Architectural Strategies for the optimization of Physics-Informed Neural Networks

Hemanth Saratchandran,Shin-Fang Chng,Simon Lucey
2024-02-05
Abstract:Physics-informed neural networks (PINNs) offer a promising avenue for tackling both forward and inverse problems in partial differential equations (PDEs) by incorporating deep learning with fundamental physics principles. Despite their remarkable empirical success, PINNs have garnered a reputation for their notorious training challenges across a spectrum of PDEs. In this work, we delve into the intricacies of PINN optimization from a neural architecture perspective. Leveraging the Neural Tangent Kernel (NTK), our study reveals that Gaussian activations surpass several alternate activations when it comes to effectively training PINNs. Building on insights from numerical linear algebra, we introduce a preconditioned neural architecture, showcasing how such tailored architectures enhance the optimization process. Our theoretical findings are substantiated through rigorous validation against established PDEs within the scientific literature.
Machine Learning
What problem does this paper attempt to address?
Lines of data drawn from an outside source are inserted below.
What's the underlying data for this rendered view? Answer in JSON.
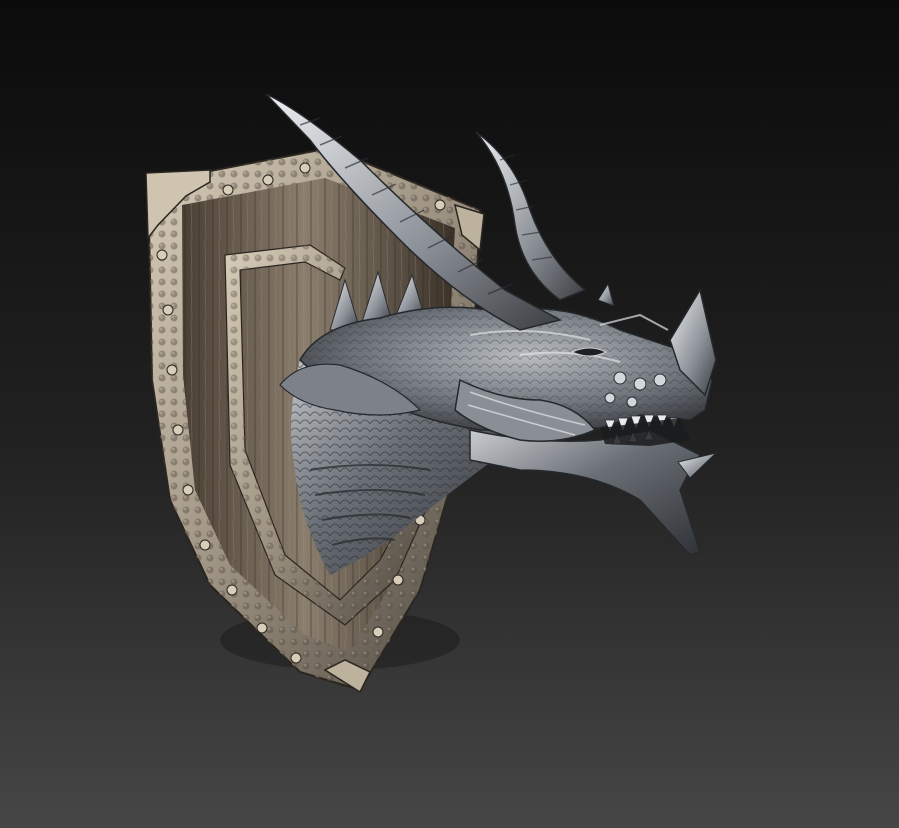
{
  "scene": {
    "subject_icon": "dragon-head-trophy-icon",
    "colors": {
      "background_top": "#0b0b0b",
      "background_bottom": "#464646",
      "wood_dark": "#3a3128",
      "wood_light": "#8b7e6d",
      "trim_metal": "#9d9281",
      "trim_highlight": "#d8cdb9",
      "dragon_dark": "#2f3236",
      "dragon_mid": "#6a6f76",
      "dragon_light": "#c9ccd0",
      "dragon_highlight": "#eef0f2"
    }
  }
}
The paper mainly discusses the training challenges encountered in solving partial differential equations (PDEs) using Physics-Informed Neural Networks (PINNs), especially the instability issue when dealing with high-frequency solutions. The study analyzes the optimization problem of PINNs from the perspective of neural architecture and proposes two main contributions: 1. The research shows that neural networks with Gaussian activation functions perform better in the PINN architecture, attributed to the better lower bound of the minimum eigenvalue of their Neural Tangent Kernel (NTK). This provides a theoretical basis for understanding the advantage of Gaussian activation in PINNs, which is further confirmed by verification experiments. 2. A novel PINN architecture called Equilibrated PINNs is proposed, which utilizes the concept of matrix preconditioning in numerical linear algebra to improve the condition number of the network's weight matrix, thus optimizing the training process and enhancing the efficiency of gradient-based optimizers. Experimental results demonstrate that this new architecture outperforms existing PINN methods on various benchmark PDEs. The paper also compares different activation functions and optimization strategies, such as wavelet activation, sine activation, and preconditioning techniques. It discusses the spectral bias issue in PINN training and how to improve the smoothness of the loss function and training efficiency by adjusting the network architecture. Through experiments, it is proven that Gaussian activation and the preconditioned PINN architecture have advantages in solving complex PDE problems.